The economic crisis descended upon to Hungary, too. It was because their credit expansion financed from abroad. The aim of the program at "Journey to work" was to align the system with social Membership support and support of employment through public works. They also started to apply measures in a better use of European Union funds, which are aimed mainly at promoting cross-border cooperation.

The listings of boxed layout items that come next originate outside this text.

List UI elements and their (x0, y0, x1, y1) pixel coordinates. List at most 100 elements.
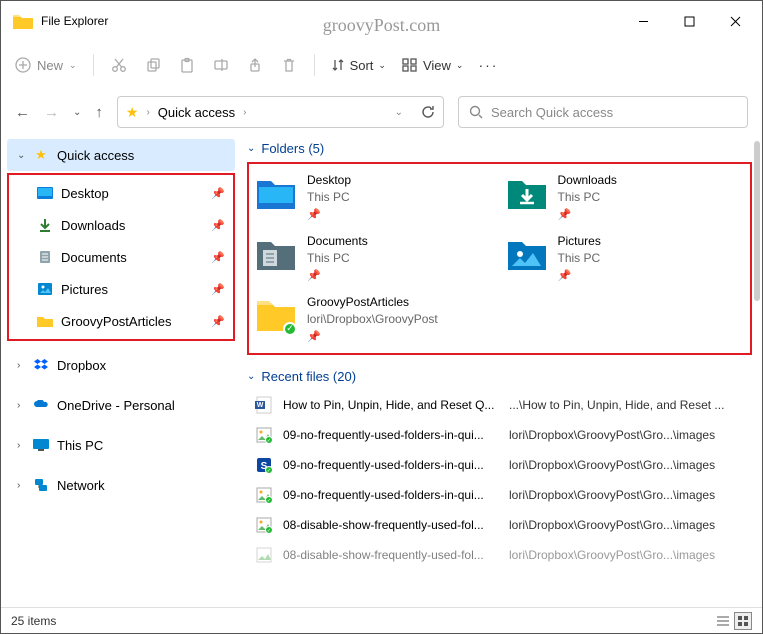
folder-name: Desktop (307, 172, 351, 189)
section-title: Folders (5) (261, 141, 324, 156)
svg-text:✓: ✓ (267, 498, 271, 504)
file-row[interactable]: W How to Pin, Unpin, Hide, and Reset Q..… (247, 390, 752, 420)
maximize-button[interactable] (666, 5, 712, 37)
folder-documents[interactable]: DocumentsThis PC📌 (255, 233, 494, 284)
folder-path: lori\Dropbox\GroovyPost (307, 311, 438, 328)
delete-icon[interactable] (280, 56, 298, 74)
image-file-icon: ✓ (255, 516, 273, 534)
star-icon: ★ (31, 147, 51, 163)
folder-name: Documents (307, 233, 368, 250)
section-title: Recent files (20) (261, 369, 356, 384)
dropdown-icon[interactable]: ⌄ (395, 107, 403, 118)
divider (314, 54, 315, 76)
image-file-icon: ✓ (255, 486, 273, 504)
pin-icon: 📌 (558, 269, 601, 284)
chevron-right-icon[interactable]: › (17, 480, 31, 491)
file-name: 09-no-frequently-used-folders-in-qui... (283, 428, 499, 442)
downloads-icon (506, 172, 548, 214)
pin-icon: 📌 (211, 251, 225, 264)
up-button[interactable]: ↑ (95, 104, 103, 121)
sidebar-quick-access[interactable]: ⌄ ★ Quick access (7, 139, 235, 171)
file-name: 09-no-frequently-used-folders-in-qui... (283, 488, 499, 502)
search-placeholder: Search Quick access (491, 105, 613, 120)
new-button[interactable]: New ⌄ (15, 57, 77, 73)
sidebar-item-pictures[interactable]: Pictures 📌 (11, 273, 231, 305)
folder-downloads[interactable]: DownloadsThis PC📌 (506, 172, 745, 223)
sidebar-item-thispc[interactable]: › This PC (7, 429, 235, 461)
sync-badge-icon: ✓ (283, 322, 297, 336)
search-input[interactable]: Search Quick access (458, 96, 748, 128)
svg-text:W: W (257, 402, 264, 409)
sidebar-item-onedrive[interactable]: › OneDrive - Personal (7, 389, 235, 421)
more-icon[interactable]: ··· (479, 56, 497, 74)
scrollbar[interactable] (754, 141, 760, 301)
rename-icon[interactable] (212, 56, 230, 74)
chevron-down-icon: ⌄ (247, 143, 255, 154)
file-path: lori\Dropbox\GroovyPost\Gro...\images (509, 548, 752, 562)
file-name: 08-disable-show-frequently-used-fol... (283, 518, 499, 532)
chevron-right-icon: › (243, 107, 246, 118)
sidebar-item-dropbox[interactable]: › Dropbox (7, 349, 235, 381)
desktop-icon (35, 187, 55, 199)
annotation-box: DesktopThis PC📌 DownloadsThis PC📌 Docume… (247, 162, 752, 355)
sidebar-item-label: Documents (61, 250, 127, 265)
paste-icon[interactable] (178, 56, 196, 74)
share-icon[interactable] (246, 56, 264, 74)
sidebar-item-label: Dropbox (57, 358, 106, 373)
statusbar: 25 items (1, 607, 762, 633)
star-icon: ★ (126, 104, 139, 121)
folder-groovypost[interactable]: ✓ GroovyPostArticleslori\Dropbox\GroovyP… (255, 294, 744, 345)
folder-name: GroovyPostArticles (307, 294, 438, 311)
details-view-button[interactable] (714, 612, 732, 630)
chevron-right-icon[interactable]: › (17, 400, 31, 411)
folder-pictures[interactable]: PicturesThis PC📌 (506, 233, 745, 284)
close-button[interactable] (712, 5, 758, 37)
chevron-down-icon: ⌄ (69, 60, 77, 71)
folders-section-header[interactable]: ⌄ Folders (5) (247, 141, 752, 156)
file-row[interactable]: S✓ 09-no-frequently-used-folders-in-qui.… (247, 450, 752, 480)
window-title: File Explorer (41, 14, 108, 28)
titlebar: File Explorer (1, 1, 762, 41)
folder-desktop[interactable]: DesktopThis PC📌 (255, 172, 494, 223)
back-button[interactable]: ← (15, 104, 30, 121)
sidebar-item-documents[interactable]: Documents 📌 (11, 241, 231, 273)
file-row[interactable]: ✓ 08-disable-show-frequently-used-fol...… (247, 510, 752, 540)
file-row[interactable]: 08-disable-show-frequently-used-fol... l… (247, 540, 752, 570)
file-path: lori\Dropbox\GroovyPost\Gro...\images (509, 488, 752, 502)
sort-button[interactable]: Sort ⌄ (331, 58, 386, 73)
documents-icon (255, 233, 297, 275)
minimize-button[interactable] (620, 5, 666, 37)
recent-section-header[interactable]: ⌄ Recent files (20) (247, 369, 752, 384)
forward-button[interactable]: → (44, 104, 59, 121)
chevron-right-icon[interactable]: › (17, 440, 31, 451)
network-icon (31, 478, 51, 492)
new-label: New (37, 58, 63, 73)
file-row[interactable]: ✓ 09-no-frequently-used-folders-in-qui..… (247, 420, 752, 450)
thispc-icon (31, 439, 51, 451)
folder-path: This PC (558, 189, 617, 206)
pin-icon: 📌 (558, 208, 617, 223)
cut-icon[interactable] (110, 56, 128, 74)
view-button[interactable]: View ⌄ (402, 58, 464, 73)
file-row[interactable]: ✓ 09-no-frequently-used-folders-in-qui..… (247, 480, 752, 510)
tiles-view-button[interactable] (734, 612, 752, 630)
annotation-box: Desktop 📌 Downloads 📌 Documents 📌 Pictur… (7, 173, 235, 341)
chevron-down-icon: ⌄ (378, 60, 386, 71)
address-bar[interactable]: ★ › Quick access › ⌄ (117, 96, 444, 128)
breadcrumb-label[interactable]: Quick access (158, 105, 235, 120)
chevron-down-icon[interactable]: ⌄ (17, 150, 31, 161)
file-name: How to Pin, Unpin, Hide, and Reset Q... (283, 398, 499, 412)
refresh-icon[interactable] (421, 105, 435, 119)
sidebar-item-label: This PC (57, 438, 103, 453)
downloads-icon (35, 218, 55, 232)
sidebar-item-desktop[interactable]: Desktop 📌 (11, 177, 231, 209)
divider (93, 54, 94, 76)
recent-locations-button[interactable]: ⌄ (73, 107, 81, 118)
sidebar-item-downloads[interactable]: Downloads 📌 (11, 209, 231, 241)
copy-icon[interactable] (144, 56, 162, 74)
sidebar-item-groovypost[interactable]: GroovyPostArticles 📌 (11, 305, 231, 337)
chevron-right-icon[interactable]: › (17, 360, 31, 371)
sidebar-item-network[interactable]: › Network (7, 469, 235, 501)
sidebar-item-label: Quick access (57, 148, 134, 163)
file-path: lori\Dropbox\GroovyPost\Gro...\images (509, 428, 752, 442)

Table 4: The current macroeconomic developments of Hungary
Indicators 2010 2011 2012 2013 2014
GDP growth (%) 1,1 1,6 -1,7 1,5 3,3
Inflation (%) 4,9 3,9 5,7 1,7 0,1
Unemployment rate (%) 11,2 10,9 10,7 10,0 7,8
The average wage (€) 728,8 730,1 753,4 770 778,4
State budget deficit (%
from GDP) -6,5 -5,0 -3,9 -4,3 -3,9
Public debt
(% from GDP) 55,5 56,4 55,6 56,4 56,1
Edited by source: [9]
Hungarian economic growth was lower than in other countries in this region - Slovakia, Czech, Poland. The cause was not only reducing leverage in indebted sectors, but a deterioration of the business environment. The labor market is lags behind the average of EU with overall low rates of employment. The unemployment rate of young and long-term unemployment is the main source of negative labor market. It is preparing the system guarantee for young people. Large-scale programs of public works, which the government introduced in 2011, helped prevent the spread of unemployment, but no long-term effects of these measures on employability has to occur yet.
Conclusion
Enter to the European Union has brought benefits to Visegrad states. Benefits was in form as growth of their economic power, it increased exports and improved the quality of living standards. The efficiency of national economies represented only 3,7% of total efficiency of all EU countries. Already in 2013 their total share on GDP improved approximately by half – to 5.4%. Entry into the Union provides for businesses from Visegrad states new opportunities for businesses. It makes available the market for them with more than 500 million clients, what cause the export development more dynamic in all countries. Export was one of the most important advantages in the region. Countries from Visegrad group have not only intellectual and political potential, but also real force to handle the current turbulent changes and help to Europe politically and economically to solve them to get over them. To enforce their vision of solutions to European affair is necessary to search consensus and support other countries, as every smaller country independently has too small chances to enforce those solutions in the European policy field.
Acknowledgment
This paper is an output of the science project, which is co-financed from EU funds, called „Quality of education and human resource development as the pillars of a knowledge society at the Faculty PEDAS University of Žilina“, ITMS project code 26110230083“, addressing the University of Žilina in Žilina.